No other word aptly describes the New England Patriots 28-24 victory over the Seattle Seahawks Sunday night in Super Bowl XLIX.
Unbelievable that Patriot Malcolm Butler, an undrafted rookie free agent from that college football factory West Alabama, intercepted a pass at the goal line with 20 seconds remaining in the fourth quarter.
Unbelievable that Seattle had called a pass play in that situation after Marshawn Lynch, one of the best rushers in the game, ran the ball to the Patriots 1-yard line and the Seahawks had three downs and a timeout to cover that last yard.
Unbelievable that Seattle even got the ball on the Patriots 5-yard line after Butler deflected a long Russell Wilson pass to Jermaine Kearse, but Kearse, flat on his back, tracked the ball and caught it as it fell into his arms.
What is not unbelievable is that Tom Brady bounced back from two terrible interceptions and threw touchdown passes to Danny Amendola and Julian Edelman in the fourth quarter, giving the Patriots a 28-24 lead with two minutes to play. The Patriots became the first team in Super Bowl history to rally from 10 points down in the fourth quarter. Such rallies re a Brady specialty.

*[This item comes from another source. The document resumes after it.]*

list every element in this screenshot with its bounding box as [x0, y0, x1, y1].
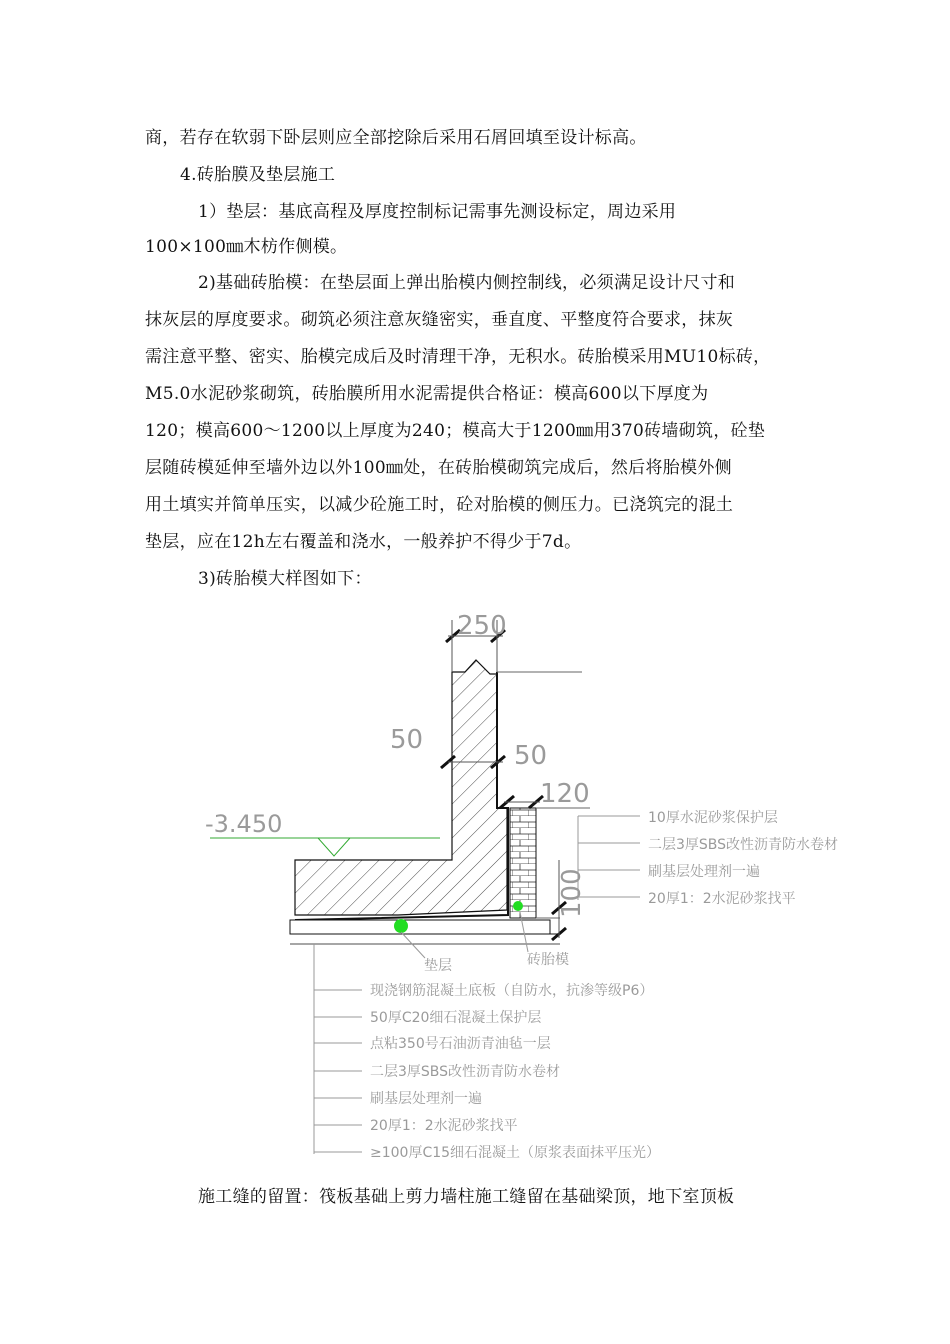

Brady threw 50 passes and completed 37, a Super Bowl record, for 328 yards. He tossed four touchdown passes, giving him 13 for his career and breaking Joe Montana’s record of 11. He started his sixth Super Bowl, a record, and won his fourth, joining Montana of the San Francisco 49ers and Terry Bradshaw of the Pittsburgh Steelers in that elite club.
Coach Bill Belichick joined Chuck Noll, the former Steelers coach, with his fourth Super Bowl title.
Brady attributed the triumph to the mental and physical toughness of his team. Pete Carroll, the Seattle coach, pegged the loss on one ”miraculous” play, Butler’s pick at the end. Either way, the finish to Super Bowl XLIX was unbelievable.